For the most part, these nuts and bolts questions leave aside numerous theoretical concerns which, we suspect, will be attended to, once the initial rush of sensational headlines passes. There might, for example, be a very significant self-selection process in operation when it comes to contacting members of Congress. Consequently, the "congressional support" variable may very well say more about the kinds of people who contact members of Congress (as well as the overall quality of their applications) than it does about the impact of the mere use of Congressional stationery. Similarly, before we assert a direct relationship between race and outcomes, it seems practical to also explore (or at least think about) indirect effects. In due course.

UPDATE: 12/9/2011, This afternoon two writers for the ProPublica piece were kind enough to call me to provide me their responses to some of the concerns expressed above. They were also open to fielding some questions. As I understand it, they are not willing - at least currently - to release even a classification results table (in order to assess goodness of fit, or the proportion reduction in error). Nor are they willing to share - at least currently - a correlation matrix for the final model. While this would all be somewhat peculiar behavior for an author in my own discipline (political science), I understand that the world of journalism is (and is certainly allowed to be) very different. On the other hand, there is no small irony to such hopefully unnecessary stone-walling (see second paragraph here).

I should also note the neither of the persons that I spoke with explicitly claimed to be responsible for running the statistical analysis, or claimed to have any degree of expertise with logistic regression. ProPublica reports (here) that the Department of Justice is "reviewing" its statistical analysis, but I cannot imagine that it is much of a review without such basic information as descriptive statistics, a classification results table or a correlation matrix (all standard output in programs that perform logistic regression

I also asked about the distribution of applications which were merely forwarded by members of Congress v. those which involved substantive support.

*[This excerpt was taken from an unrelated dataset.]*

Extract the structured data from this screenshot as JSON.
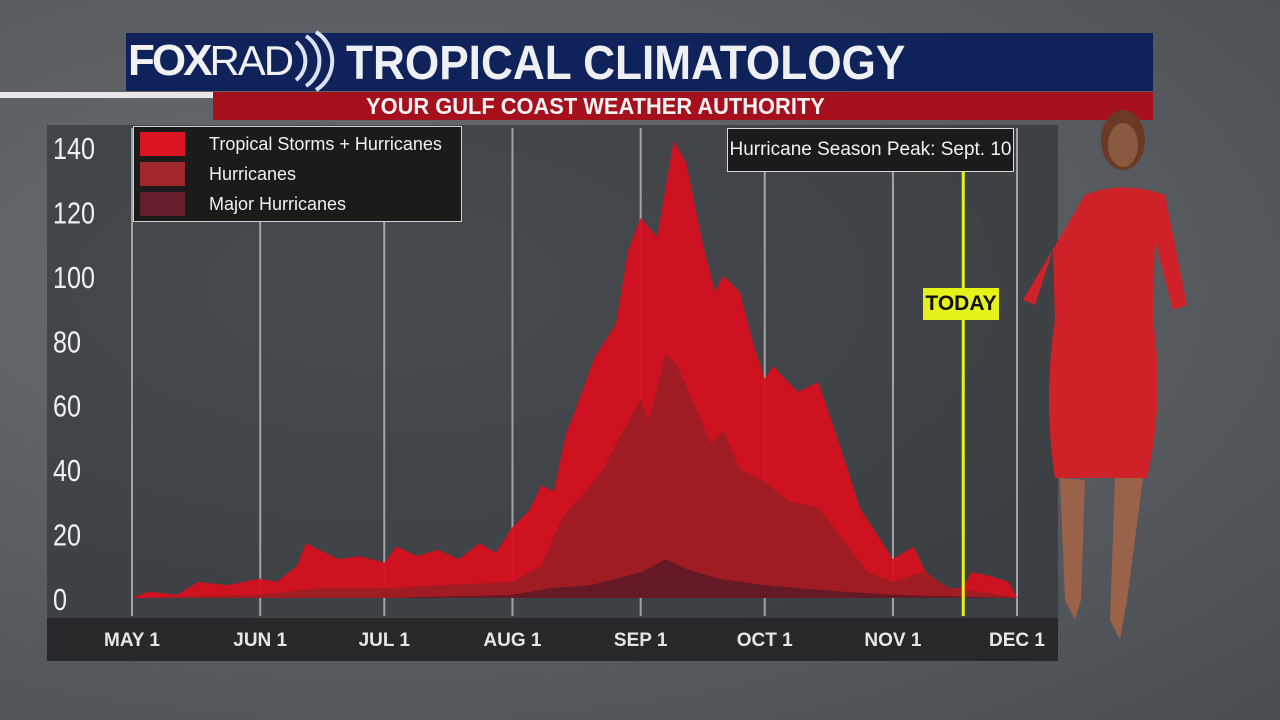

I was told those data were not "at hand," but that I was tersely welcomed to wade through copies of letters on the ProPublica web page and arrive at a determination of the figures (and, I suppose, all decision making rules) myself

Finally, it was made clear to me that ProPublica, however annoyed with me, was very little concerned about any of the issues that I have raised because, to date, I appear to be the only person who has such concerns. It was furthermore noted that, when the DOJ performed its own recent review of clemency in the Bush administration, I was not consulted. I took all of that to mean exactly what I think it was intended to mean, however awkward its delivery, but had to chuckle as it was ProPublica who called me! and asked me to share information freely! More importantly, and more personally satisfying, I say to readers who know me, and those who are familiar with the history and impact of this blog, one word  ... "respite." :-) Thus, the little blog that can marches on, cheerfully!